Les salles d’attente de la gare je ne les fréquente pas puisque la (dé)raison d’être de ma présence en ce lieu ne se réduit jamais à la perspective d’un train. Mais, à supposer que je rentre un jour dans le rang des usagères ordinaires, ma carte escapade ne m’ouvrira pas leur saint des saints : le salon « Grands Voyageurs » qui dispense à ceux-là, exclusivement, ses honneurs et aménités. Avec obséquiosité, du moins vu, au dérobé, de l’extérieur : le salon ne s’ouvre sur l’accès latéral Commandant Mouchotte qu’au moyen de meurtrières horizontales vitrées sécurité. Pour la tranquillité et l’entre soi de ceux à l’intérieur. Je respecte la distance de courtoisie (comme au guichet de la Poste) et ne colle pas l’objectif de l’appareil photo sur un rai ajouré. Sans faire de paranoïa excessive, escapade et Grand Voyageur, c’est un peu torchon et serviette. Je me demande pourtant si mon entreprise d’écriture ne justifierait pas l’obtention d’un mot de passe dérogatoire, au moins à usage anthropologique. Je ne cherche pas à me faire plaindre, mais dans la gare, je n’ai pas forcément tous les atouts dans mon jeu.

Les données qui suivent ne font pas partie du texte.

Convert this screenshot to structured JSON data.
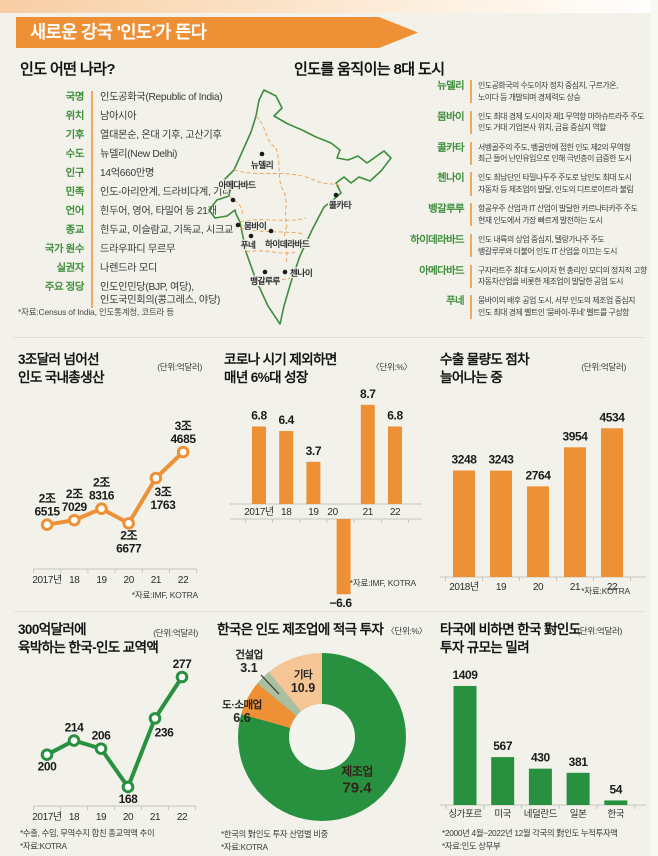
{
  "banner": {
    "title": "새로운 강국 '인도'가 뜬다"
  },
  "colors": {
    "orange": "#ee9136",
    "green": "#28913f",
    "peach": "#f6c596",
    "sage": "#a9bfa0",
    "axis": "#c8c7bb",
    "label_green": "#3f8e3c"
  },
  "sections": {
    "country_heading": "인도 어떤 나라?",
    "cities_heading": "인도를 움직이는 8대 도시"
  },
  "country_facts": {
    "rows": [
      {
        "label": "국명",
        "value": "인도공화국(Republic of India)"
      },
      {
        "label": "위치",
        "value": "남아시아"
      },
      {
        "label": "기후",
        "value": "열대몬순, 온대 기후, 고산기후"
      },
      {
        "label": "수도",
        "value": "뉴델리(New Delhi)"
      },
      {
        "label": "인구",
        "value": "14억660만명"
      },
      {
        "label": "민족",
        "value": "인도-아리안계, 드라비다계, 기타"
      },
      {
        "label": "언어",
        "value": "힌두어, 영어, 타밀어 등 21개"
      },
      {
        "label": "종교",
        "value": "힌두교, 이슬람교, 기독교, 시크교"
      },
      {
        "label": "국가 원수",
        "value": "드라우파디 무르무"
      },
      {
        "label": "실권자",
        "value": "나렌드라 모디"
      },
      {
        "label": "주요 정당",
        "value": "인도인민당(BJP, 여당),\n인도국민회의(콩그레스, 야당)"
      }
    ],
    "source": "*자료:Census of India, 인도통계청, 코트라 등"
  },
  "map_cities": [
    "뉴델리",
    "아메다바드",
    "콜카타",
    "뭄바이",
    "푸네",
    "하이데라바드",
    "뱅갈루루",
    "첸나이"
  ],
  "cities": [
    {
      "name": "뉴델리",
      "desc": "인도공화국의 수도이자 정치 중심지, 구르가온,\n노이다 등 개발되며 경제력도 상승"
    },
    {
      "name": "뭄바이",
      "desc": "인도 최대 경제 도시이자 제1 무역항 마하슈트라주 주도\n인도 거대 기업본사 위치, 금융 중심지 역할"
    },
    {
      "name": "콜카타",
      "desc": "서벵골주의 주도, 벵골만에 접한 인도 제2의 무역항\n최근 들어 난민유입으로 인해 극빈층이 급증한 도시"
    },
    {
      "name": "첸나이",
      "desc": "인도 최남단인 타밀나두주 주도로 남인도 최대 도시\n자동차 등 제조업이 발달, 인도의 디트로이트라 불림"
    },
    {
      "name": "뱅갈루루",
      "desc": "항공우주 산업과 IT 산업이 발달한 카르나타카주 주도\n현재 인도에서 가장 빠르게 발전하는 도시"
    },
    {
      "name": "하이데라바드",
      "desc": "인도 내륙의 상업 중심지, 텔랑가나주 주도\n뱅갈루루와 더불어 인도 IT 산업을 이끄는 도시"
    },
    {
      "name": "아메다바드",
      "desc": "구자라트주 최대 도시이자 현 총리인 모디의 정치적 고향\n자동차산업을 비롯한 제조업이 발달한 공업 도시"
    },
    {
      "name": "푸네",
      "desc": "뭄바이의 배후 공업 도시, 서부 인도의 제조업 중심지\n인도 최대 경제 벨트인 '뭄바이-푸네' 벨트를 구성함"
    }
  ],
  "chart_data": [
    {
      "id": "gdp",
      "type": "line",
      "title": "3조달러 넘어선\n인도 국내총생산",
      "unit": "(단위:억달러)",
      "categories": [
        "2017년",
        "18",
        "19",
        "20",
        "21",
        "22"
      ],
      "values": [
        26515,
        27029,
        28316,
        26677,
        31763,
        34685
      ],
      "point_labels": [
        "2조\n6515",
        "2조\n7029",
        "2조\n8316",
        "2조\n6677",
        "3조\n1763",
        "3조\n4685"
      ],
      "ylim": [
        25500,
        35500
      ],
      "source": "*자료:IMF, KOTRA",
      "color_key": "orange"
    },
    {
      "id": "growth",
      "type": "bar",
      "title": "코로나 시기 제외하면\n매년 6%대 성장",
      "unit": "〈단위:%〉",
      "categories": [
        "2017년",
        "18",
        "19",
        "20",
        "21",
        "22"
      ],
      "values": [
        6.8,
        6.4,
        3.7,
        -6.6,
        8.7,
        6.8
      ],
      "value_labels": [
        "6.8",
        "6.4",
        "3.7",
        "−6.6",
        "8.7",
        "6.8"
      ],
      "ylim": [
        -7,
        9
      ],
      "source": "*자료:IMF, KOTRA",
      "color_key": "orange"
    },
    {
      "id": "exports",
      "type": "bar",
      "title": "수출 물량도 점차\n늘어나는 중",
      "unit": "(단위:억달러)",
      "categories": [
        "2018년",
        "19",
        "20",
        "21",
        "22"
      ],
      "values": [
        3248,
        3243,
        2764,
        3954,
        4534
      ],
      "value_labels": [
        "3248",
        "3243",
        "2764",
        "3954",
        "4534"
      ],
      "ylim": [
        0,
        4800
      ],
      "source": "*자료:KOTRA",
      "color_key": "orange"
    },
    {
      "id": "trade",
      "type": "line",
      "title": "300억달러에\n육박하는 한국-인도 교역액",
      "unit": "(단위:억달러)",
      "categories": [
        "2017년",
        "18",
        "19",
        "20",
        "21",
        "22"
      ],
      "values": [
        200,
        214,
        206,
        168,
        236,
        277
      ],
      "point_labels": [
        "200",
        "214",
        "206",
        "168",
        "236",
        "277"
      ],
      "ylim": [
        140,
        310
      ],
      "footnotes": [
        "*수출, 수입, 무역수지 합친 총교역액 추이",
        "*자료:KOTRA"
      ],
      "color_key": "green"
    },
    {
      "id": "invest",
      "type": "donut",
      "title": "한국은 인도 제조업에 적극 투자",
      "unit": "〈단위:%〉",
      "segments": [
        {
          "label": "제조업",
          "value": 79.4,
          "color_key": "green"
        },
        {
          "label": "도·소매업",
          "value": 6.6,
          "color_key": "orange"
        },
        {
          "label": "건설업",
          "value": 3.1,
          "color_key": "sage"
        },
        {
          "label": "기타",
          "value": 10.9,
          "color_key": "peach"
        }
      ],
      "footnotes": [
        "*한국의 對인도 투자 산업별 비중",
        "*자료:KOTRA"
      ]
    },
    {
      "id": "fdi",
      "type": "bar",
      "title": "타국에 비하면 한국 對인도\n투자 규모는 밀려",
      "unit": "(단위:억달러)",
      "categories": [
        "싱가포르",
        "미국",
        "네덜란드",
        "일본",
        "한국"
      ],
      "values": [
        1409,
        567,
        430,
        381,
        54
      ],
      "value_labels": [
        "1409",
        "567",
        "430",
        "381",
        "54"
      ],
      "ylim": [
        0,
        1500
      ],
      "footnotes": [
        "*2000년 4월~2022년 12월 각국의 對인도 누적투자액",
        "*자료:인도 상무부"
      ],
      "color_key": "green"
    }
  ]
}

Dans mon bureau au dessus des voies, je ne voyais pas le temps passer. Tout d’un coup, il pouvait être 7 heures du soir, voire plus tard encore, et je devais me sauver : les courses, la cuisine. Je n’étais jamais restée aussi tardivement dans aucun des bureaux par lesquels j’étais passée. Et je n’en rentrais pas fatiguée. La gare, le bureau, le jardin et moi, nous formions un écosystème. J’étais bien et je n’étais pas la seule : nous étions tous bien ensemble au dessus de la gare Pasteur, tous angles arrondis, sur les voies 1 à 9 ; nos fenêtres côté jardin. Même les chargés de mission que leur archéologie familiale ne scotchait pas, comme la mienne, à la gare, vivaient avec elle en parfaite harmonie, recourant à ses nombreux services – intrinsèquement ferroviaires ou adventices – autant que de besoin. Qui descendait acheter le journal ; qui des cigarettes ; qui un billet de train ; qui un sandwich si vraiment pas le temps d’aller plus loin ; qui y garait sa voiture un jour exceptionnel nécessitant une voiture (par exemple pour y transporter du matériel et des provisions de pique-nique). Et toujours proposer aux autres d’en profiter : se rendre mutuellement service et avec la gare. J’ai beaucoup aimé cette vie-là, mon petit éco-système dans notre symbiose générale.